LONDON, Oct 9 (Reuters Point Carbon) – Sweden will buy 500,000 U.N.-backed carbon offsets from a clean cookstove project in Ghana over the next three-to-four years, the developer of the scheme said late Tuesday.
Sweden’s Energy Agency will pay for the credits once they have been issued by the U.N., said Tom Morton, director of Climate Care, adding that the company will apply to the U.N. for the Certified Emission Reductions (CERs) in the first quarter of next year.
“Sweden wants to support projects that have real community benefits as well as reducing CO2,” he said.
He would not reveal the exact price of the deal but said Sweden will pay more than the current price for CER credits on the secondary market.
The value of exchange-traded CERs has sunk to around 60 cents from over 20 euros five years ago, after countries failed to agree a global climate pact that would have spurred demand.
But developers of cookstove projects say their permits command a premium because the projects also help curb air pollution and reduce health risks, while helping poor households cut their cooking fuel bills.

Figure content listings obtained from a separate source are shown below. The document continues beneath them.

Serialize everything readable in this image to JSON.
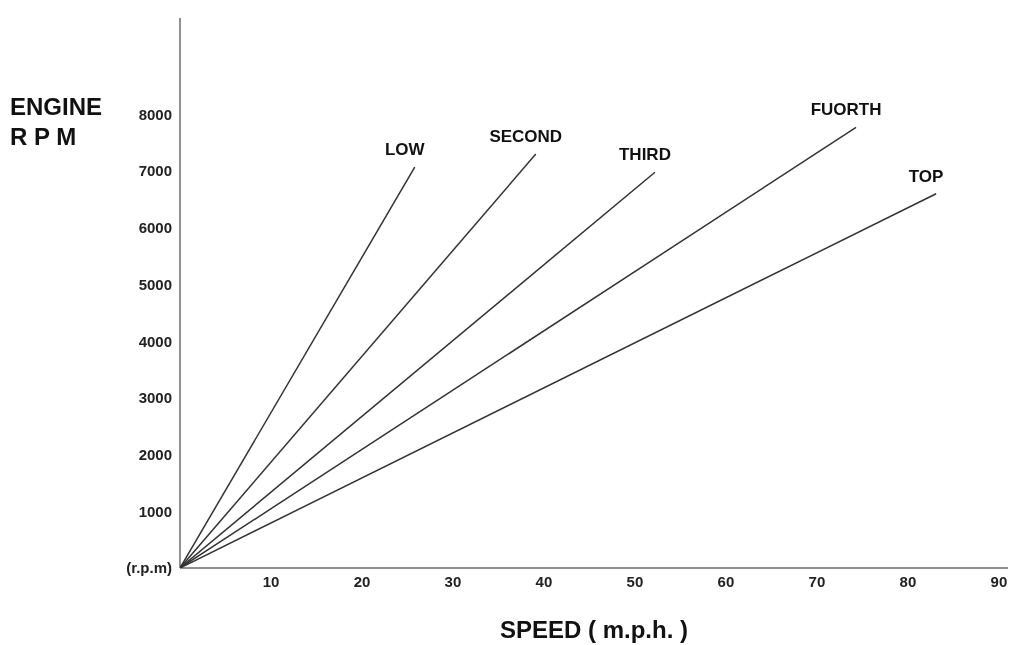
{
  "chart_data": {
    "type": "line",
    "xlabel": "SPEED  ( m.p.h. )",
    "ylabel": "ENGINE\nR P M",
    "xlim": [
      0,
      91
    ],
    "ylim": [
      0,
      9700
    ],
    "xticks": [
      10,
      20,
      30,
      40,
      50,
      60,
      70,
      80,
      90
    ],
    "yticks": [
      {
        "value": 0,
        "label": "(r.p.m)"
      },
      1000,
      2000,
      3000,
      4000,
      5000,
      6000,
      7000,
      8000
    ],
    "grid": false,
    "legend": false,
    "marker": "none",
    "line_style": "solid",
    "series": [
      {
        "name": "LOW",
        "color": "#333333",
        "x": [
          0,
          25.8
        ],
        "values": [
          0,
          7070
        ]
      },
      {
        "name": "SECOND",
        "color": "#333333",
        "x": [
          0,
          39.1
        ],
        "values": [
          0,
          7300
        ]
      },
      {
        "name": "THIRD",
        "color": "#333333",
        "x": [
          0,
          52.2
        ],
        "values": [
          0,
          6980
        ]
      },
      {
        "name": "FUORTH",
        "color": "#333333",
        "x": [
          0,
          74.3
        ],
        "values": [
          0,
          7770
        ]
      },
      {
        "name": "TOP",
        "color": "#333333",
        "x": [
          0,
          83.1
        ],
        "values": [
          0,
          6600
        ]
      }
    ]
  }
}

Some 8 million tonnes of offsets generated by clean cookstoves were sold to compliance buyers at an average price of $9.30 each in 2012, according to a report commissioned at the end of September by the Global Alliance for Clean Cookstoves.
Under the Ghanaian scheme, Climate Care and its partner BioCarbon, which lists Macquarie Bank and the International Finance Corporation as shareholders, will install around 35,000 stoves in households in the country, Morton said.

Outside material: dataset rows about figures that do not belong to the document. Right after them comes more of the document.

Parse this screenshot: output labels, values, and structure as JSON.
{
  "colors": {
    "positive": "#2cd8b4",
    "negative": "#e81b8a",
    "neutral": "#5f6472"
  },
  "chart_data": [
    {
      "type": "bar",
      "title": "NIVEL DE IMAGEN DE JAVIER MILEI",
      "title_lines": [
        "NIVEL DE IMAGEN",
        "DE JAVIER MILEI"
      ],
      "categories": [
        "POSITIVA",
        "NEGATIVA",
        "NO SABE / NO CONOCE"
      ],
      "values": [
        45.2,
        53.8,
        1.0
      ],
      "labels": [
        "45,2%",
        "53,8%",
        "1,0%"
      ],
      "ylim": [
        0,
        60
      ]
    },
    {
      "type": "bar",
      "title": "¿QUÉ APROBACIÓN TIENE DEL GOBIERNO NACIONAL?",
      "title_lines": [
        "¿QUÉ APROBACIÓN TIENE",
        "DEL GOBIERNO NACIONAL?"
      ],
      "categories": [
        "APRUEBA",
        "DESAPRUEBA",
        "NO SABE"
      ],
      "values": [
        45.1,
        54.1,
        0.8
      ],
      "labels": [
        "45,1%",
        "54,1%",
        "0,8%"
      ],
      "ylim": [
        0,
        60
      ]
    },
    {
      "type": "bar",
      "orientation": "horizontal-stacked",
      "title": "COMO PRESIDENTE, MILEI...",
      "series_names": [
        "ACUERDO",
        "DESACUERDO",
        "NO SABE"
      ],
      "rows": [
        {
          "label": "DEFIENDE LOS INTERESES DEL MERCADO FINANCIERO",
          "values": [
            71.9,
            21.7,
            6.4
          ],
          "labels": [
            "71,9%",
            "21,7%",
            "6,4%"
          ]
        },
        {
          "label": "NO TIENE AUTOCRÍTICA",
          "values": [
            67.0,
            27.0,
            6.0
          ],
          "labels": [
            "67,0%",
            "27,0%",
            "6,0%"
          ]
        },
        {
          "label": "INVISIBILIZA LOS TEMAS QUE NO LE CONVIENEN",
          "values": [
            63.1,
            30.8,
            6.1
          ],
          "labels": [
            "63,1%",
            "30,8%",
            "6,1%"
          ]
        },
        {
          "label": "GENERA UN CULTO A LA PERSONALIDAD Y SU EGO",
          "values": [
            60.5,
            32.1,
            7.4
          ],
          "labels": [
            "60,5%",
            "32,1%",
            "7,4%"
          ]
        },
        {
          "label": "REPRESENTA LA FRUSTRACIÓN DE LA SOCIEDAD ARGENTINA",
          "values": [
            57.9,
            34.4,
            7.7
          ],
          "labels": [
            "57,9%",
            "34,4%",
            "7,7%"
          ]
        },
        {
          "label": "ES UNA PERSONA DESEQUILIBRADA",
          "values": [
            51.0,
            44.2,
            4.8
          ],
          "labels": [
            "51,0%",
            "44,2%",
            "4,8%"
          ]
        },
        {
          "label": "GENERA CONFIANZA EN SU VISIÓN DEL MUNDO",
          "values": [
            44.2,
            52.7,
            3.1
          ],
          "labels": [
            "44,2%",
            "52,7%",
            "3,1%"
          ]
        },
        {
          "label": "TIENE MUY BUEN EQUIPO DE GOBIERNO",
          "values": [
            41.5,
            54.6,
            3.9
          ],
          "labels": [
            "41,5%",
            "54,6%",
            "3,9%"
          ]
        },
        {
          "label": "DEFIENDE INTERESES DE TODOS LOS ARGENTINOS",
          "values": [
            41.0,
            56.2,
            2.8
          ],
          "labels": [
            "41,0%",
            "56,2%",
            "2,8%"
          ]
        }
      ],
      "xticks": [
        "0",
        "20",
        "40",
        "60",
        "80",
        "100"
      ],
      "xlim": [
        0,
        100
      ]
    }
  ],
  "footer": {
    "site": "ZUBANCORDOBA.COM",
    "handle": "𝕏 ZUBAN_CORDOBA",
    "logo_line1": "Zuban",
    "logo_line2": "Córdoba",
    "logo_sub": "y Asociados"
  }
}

Sweden has bought 19 million U.N.-backed carbon credits since 2002, and said earlier this year it plans to purchase another 21 million by the end of the decade.
“The Swedish government is committed to purchasing CERs from projects that have measurable outcomes for their host communities and where a fair carbon price is central to the project’s success,” Christian Sommer from the Swedish Energy Agency said in a press release on Wednesday.

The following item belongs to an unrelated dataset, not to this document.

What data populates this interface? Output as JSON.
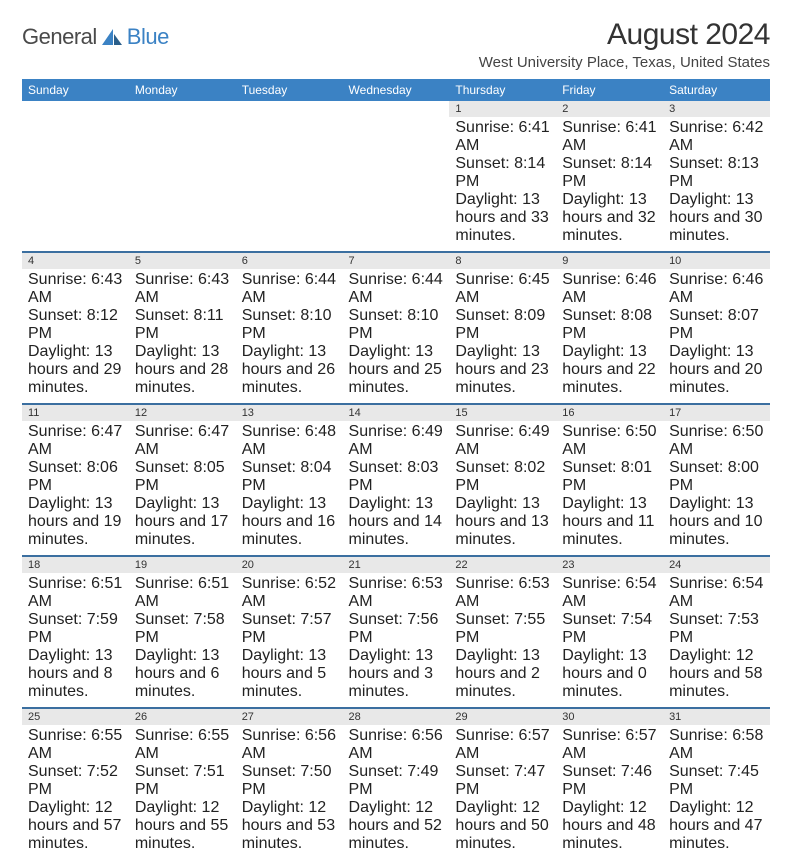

Sweden’s comments mark a growing trend among governments.
Norway, earlier this year said it would only buy credits from projects dependent on carbon finance, ruling out wind and hydro schemes.
Sweden outpaced its emission reduction targets under the 2008-2012 first commitment phase of the Kyoto Protocol, but plans to use the offsets towards a self-imposed goal to cut emissions from transport, agriculture and buildings by 40 percent under 1990 levels by 2020.